25. Finally, as regards the conditions of the test centres (third question), the Ombudsman recalls that EU open competitions are governed by the principle of equality between candidates. Thus, the existence of minimum standard conditions in each test centre is a prerequisite and an expression of the above principle. In this respect, even if it cannot be excluded that there were some problems regarding the conditions in certain CBT centres, EPSO's general policy concerning the test centre equipment is correct. Moreover, it appears that EPSO envisages additional measures (such as visits in loco) to prevent such situations from occurring in the future.
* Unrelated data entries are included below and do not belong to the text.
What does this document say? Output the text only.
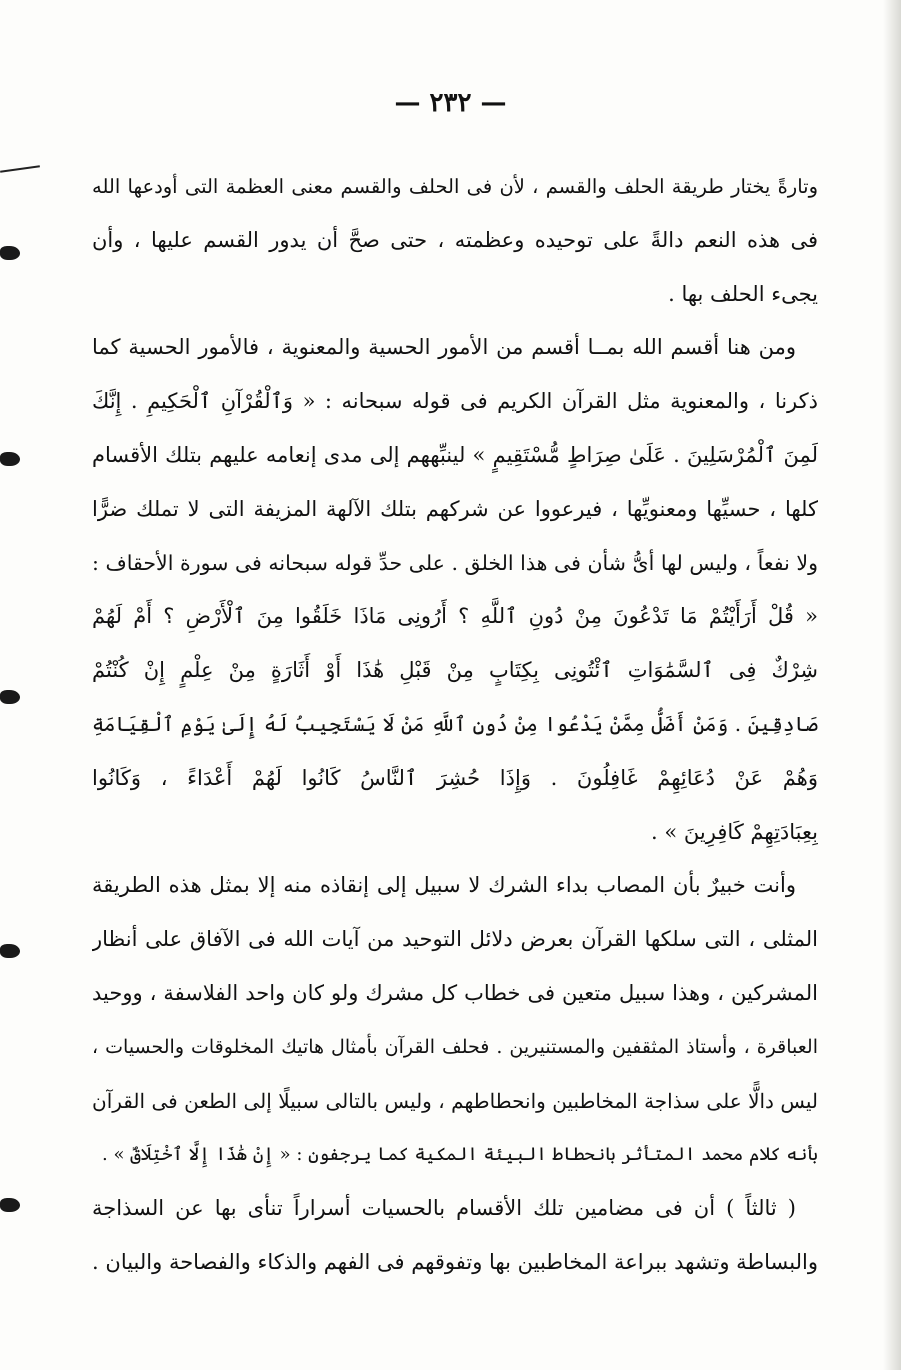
— ٢٣٢ —
وتارةً يختار طريقة الحلف والقسم ، لأن فى الحلف والقسم معنى العظمة التى أودعها الله
فى هذه النعم دالةً على توحيده وعظمته ، حتى صحَّ أن يدور القسم عليها ، وأن
يجىء الحلف بها .
ومن هنا أقسم الله بمــا أقسم من الأمور الحسية والمعنوية ، فالأمور الحسية كما
ذكرنا ، والمعنوية مثل القرآن الكريم فى قوله سبحانه : « وَٱلْقُرْآنِ ٱلْحَكِيمِ . إِنَّكَ
لَمِنَ ٱلْمُرْسَلِينَ . عَلَىٰ صِرَاطٍ مُّسْتَقِيمٍ » لينبِّههم إلى مدى إنعامه عليهم بتلك الأقسام
كلها ، حسيِّها ومعنويِّها ، فيرعووا عن شركهم بتلك الآلهة المزيفة التى لا تملك ضرًّا
ولا نفعاً ، وليس لها أىُّ شأن فى هذا الخلق . على حدِّ قوله سبحانه فى سورة الأحقاف :
« قُلْ أَرَأَيْتُمْ مَا تَدْعُونَ مِنْ دُونِ ٱللَّهِ ؟ أَرُونِى مَاذَا خَلَقُوا مِنَ ٱلْأَرْضِ ؟ أَمْ لَهُمْ
شِرْكٌ فِى ٱلسَّمَٰوَاتِ ٱئْتُونِى بِكِتَابٍ مِنْ قَبْلِ هَٰذَا أَوْ أَثَارَةٍ مِنْ عِلْمٍ إِنْ كُنْتُمْ
صَادِقِينَ . وَمَنْ أَضَلُّ مِمَّنْ يَدْعُوا مِنْ دُونِ ٱللَّهِ مَنْ لَا يَسْتَجِيبُ لَهُ إِلَىٰ يَوْمِ ٱلْقِيَامَةِ
وَهُمْ عَنْ دُعَائِهِمْ غَافِلُونَ . وَإِذَا حُشِرَ ٱلنَّاسُ كَانُوا لَهُمْ أَعْدَاءً ، وَكَانُوا
بِعِبَادَتِهِمْ كَافِرِينَ » .
وأنت خبيرٌ بأن المصاب بداء الشرك لا سبيل إلى إنقاذه منه إلا بمثل هذه الطريقة
المثلى ، التى سلكها القرآن بعرض دلائل التوحيد من آيات الله فى الآفاق على أنظار
المشركين ، وهذا سبيل متعين فى خطاب كل مشرك ولو كان واحد الفلاسفة ، ووحيد
العباقرة ، وأستاذ المثقفين والمستنيرين . فحلف القرآن بأمثال هاتيك المخلوقات والحسيات ،
ليس دالًّا على سذاجة المخاطبين وانحطاطهم ، وليس بالتالى سبيلًا إلى الطعن فى القرآن
بأنه كلام محمد المتأثر بانحطاط البيئة المكية كما يرجفون : « إِنْ هَٰذَا إِلَّا ٱخْتِلَاقٌ » .
( ثالثاً ) أن فى مضامين تلك الأقسام بالحسيات أسراراً تنأى بها عن السذاجة
والبساطة وتشهد ببراعة المخاطبين بها وتفوقهم فى الفهم والذكاء والفصاحة والبيان .
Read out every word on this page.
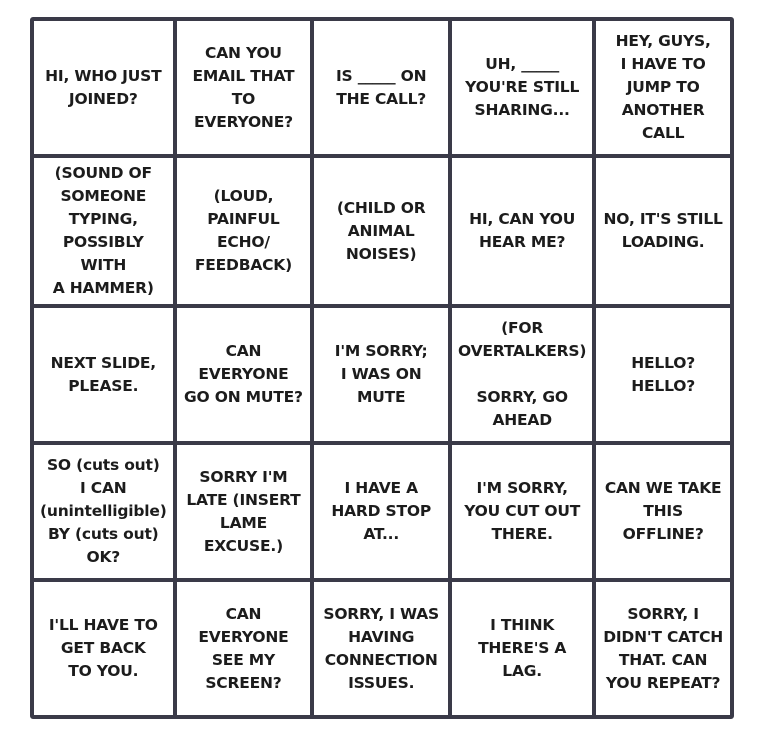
HI, WHO JUST
JOINED?
CAN YOU
EMAIL THAT
TO EVERYONE?
IS _____ ON
THE CALL?
UH, _____
YOU'RE STILL
SHARING...
HEY, GUYS,
I HAVE TO
JUMP TO
ANOTHER CALL
(SOUND OF
SOMEONE
TYPING,
POSSIBLY WITH
A HAMMER)
(LOUD, PAINFUL
ECHO/
FEEDBACK)
(CHILD OR
ANIMAL
NOISES)
HI, CAN YOU
HEAR ME?
NO, IT'S STILL
LOADING.
NEXT SLIDE,
PLEASE.
CAN EVERYONE
GO ON MUTE?
I'M SORRY;
I WAS ON
MUTE
(FOR
OVERTALKERS)

SORRY, GO
AHEAD
HELLO?
HELLO?
SO (cuts out)
I CAN
(unintelligible)
BY (cuts out)
OK?
SORRY I'M
LATE (INSERT
LAME EXCUSE.)
I HAVE A
HARD STOP
AT...
I'M SORRY,
YOU CUT OUT
THERE.
CAN WE TAKE
THIS OFFLINE?
I'LL HAVE TO
GET BACK
TO YOU.
CAN EVERYONE
SEE MY
SCREEN?
SORRY, I WAS
HAVING
CONNECTION
ISSUES.
I THINK
THERE'S A
LAG.
SORRY, I
DIDN'T CATCH
THAT. CAN
YOU REPEAT?
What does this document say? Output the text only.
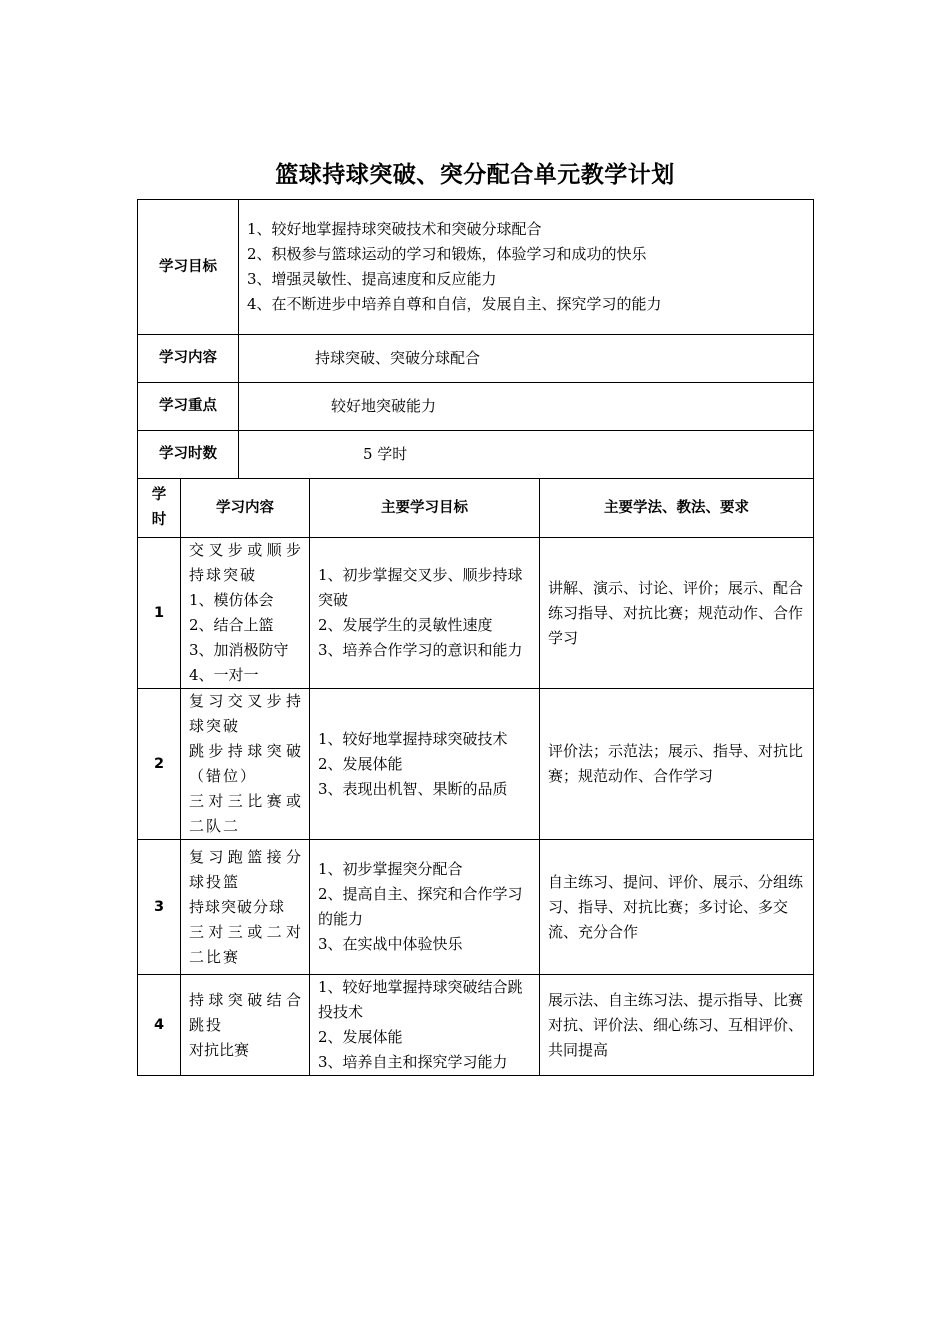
篮球持球突破、突分配合单元教学计划
学习目标		1、较好地掌握持球突破技术和突破分球配合
2、积极参与篮球运动的学习和锻炼，体验学习和成功的快乐
3、增强灵敏性、提高速度和反应能力
4、在不断进步中培养自尊和自信，发展自主、探究学习的能力		

学习内容		持球突破、突破分球配合		
学习重点		较好地突破能力		
学习时数		5 学时		

学
时	学习内容		主要学习目标	主要学法、教法、要求
1	交叉步或顺步持球突破
1、模仿体会
2、结合上篮
3、加消极防守
4、一对一		1、初步掌握交叉步、顺步持球突破
2、发展学生的灵敏性速度
3、培养合作学习的意识和能力	讲解、演示、讨论、评价；展示、配合练习指导、对抗比赛；规范动作、合作学习
2	复习交叉步持球突破
跳步持球突破（错位）
三对三比赛或二队二		1、较好地掌握持球突破技术
2、发展体能
3、表现出机智、果断的品质	评价法；示范法；展示、指导、对抗比赛；规范动作、合作学习
3	复习跑篮接分球投篮
持球突破分球
三对三或二对二比赛		1、初步掌握突分配合
2、提高自主、探究和合作学习的能力
3、在实战中体验快乐	自主练习、提问、评价、展示、分组练习、指导、对抗比赛；多讨论、多交流、充分合作
4	持球突破结合跳投
对抗比赛		1、较好地掌握持球突破结合跳投技术
2、发展体能
3、培养自主和探究学习能力	展示法、自主练习法、提示指导、比赛对抗、评价法、细心练习、互相评价、共同提高
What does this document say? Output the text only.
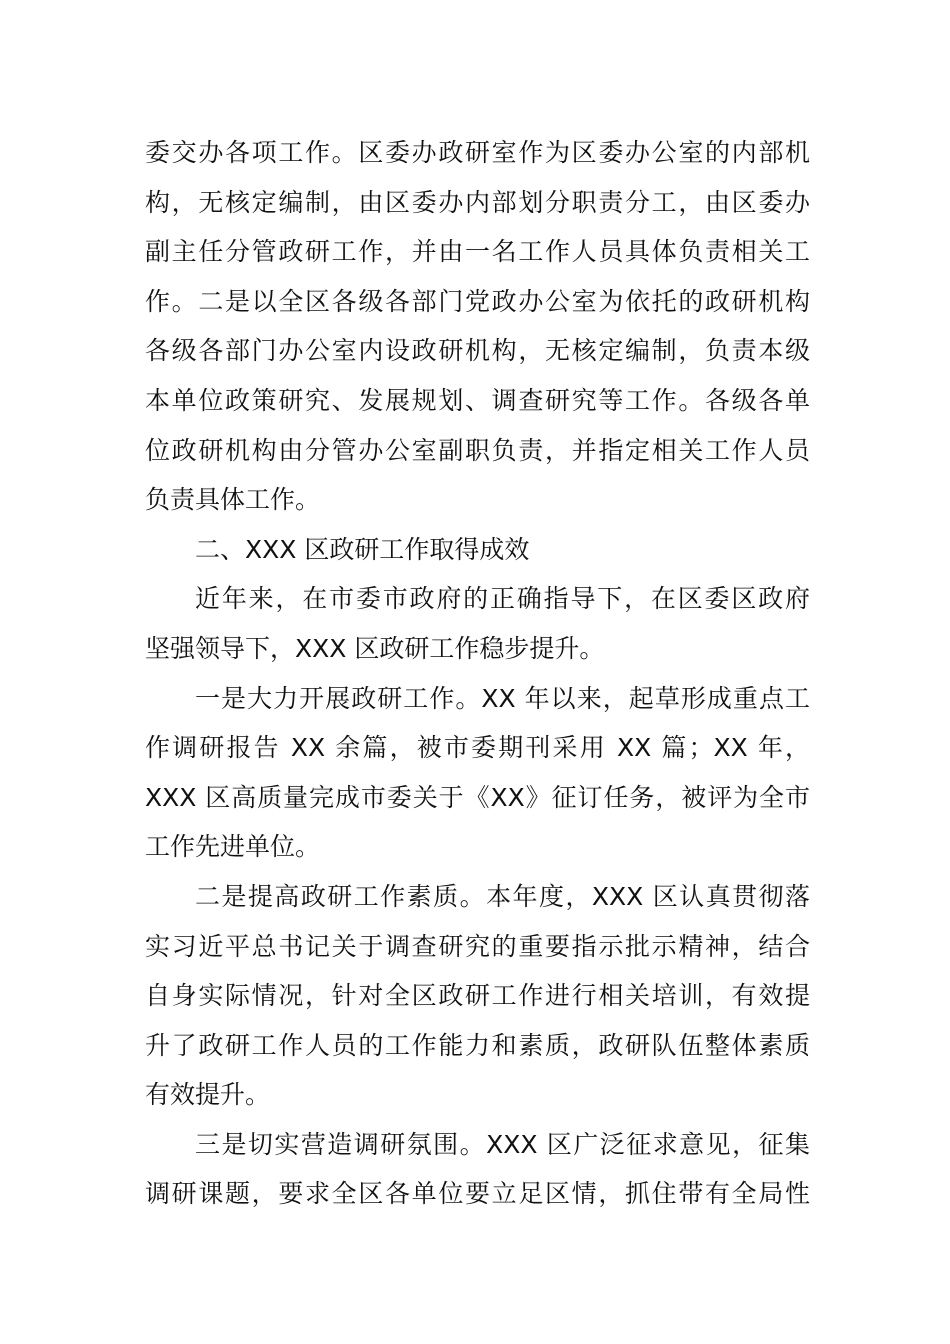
委交办各项工作。区委办政研室作为区委办公室的内部机
构，无核定编制，由区委办内部划分职责分工，由区委办
副主任分管政研工作，并由一名工作人员具体负责相关工
作。二是以全区各级各部门党政办公室为依托的政研机构
各级各部门办公室内设政研机构，无核定编制，负责本级
本单位政策研究、发展规划、调查研究等工作。各级各单
位政研机构由分管办公室副职负责，并指定相关工作人员
负责具体工作。
二、XXX 区政研工作取得成效
近年来，在市委市政府的正确指导下，在区委区政府
坚强领导下，XXX 区政研工作稳步提升。
一是大力开展政研工作。XX 年以来，起草形成重点工
作调研报告 XX 余篇，被市委期刊采用 XX 篇；XX 年，
XXX 区高质量完成市委关于《XX》征订任务，被评为全市
工作先进单位。
二是提高政研工作素质。本年度，XXX 区认真贯彻落
实习近平总书记关于调查研究的重要指示批示精神，结合
自身实际情况，针对全区政研工作进行相关培训，有效提
升了政研工作人员的工作能力和素质，政研队伍整体素质
有效提升。
三是切实营造调研氛围。XXX 区广泛征求意见，征集
调研课题，要求全区各单位要立足区情，抓住带有全局性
The Ombudsman considers this approach reasonable and encourages such a practise, particularly as regards the new or enlarged facilities in certain test centres.

26. In light of the above, the Ombudsman does not find any instance of maladministration in relation to EPSO's new policy in open competitions regarding the booking of admission tests, its communication with candidates, and the conditions in the various test centres.

B. Conclusions

On the basis of his inquiry into the present own-initiative inquiry, the Ombudsman closes it with the following conclusion:

The Ombudsman does not find an instance of maladministration.

The complainant and EPSO will be informed of this decision.

Further remarks

The Ombudsman trusts that EPSO will duly inform him as soon as it reinstates its practise of sending candidates e-mail notifications in the framework of open competitions.

EPSO could reflect on the situation of candidates who, although they have been properly informed of the booking period, are not able to access the internet during that short period and thus cannot book their CBTs (for instance, because of an adequately justified illness). These candidates should not be penalised because of such exceptional and objective circumstances.

 

P. Nikiforos Diamandouros

Done in Strasbourg on 18 May 2011


[1] Complaints 847/2010/TS; 868/2010/IP; 881/2010/PF; 1039/2010/ANA; 1036/2010/ELB; 1042/2010/KM; 1054/2010/IP; 1072/2010/KM; 1082/2010/DK; 1132/2010/ML.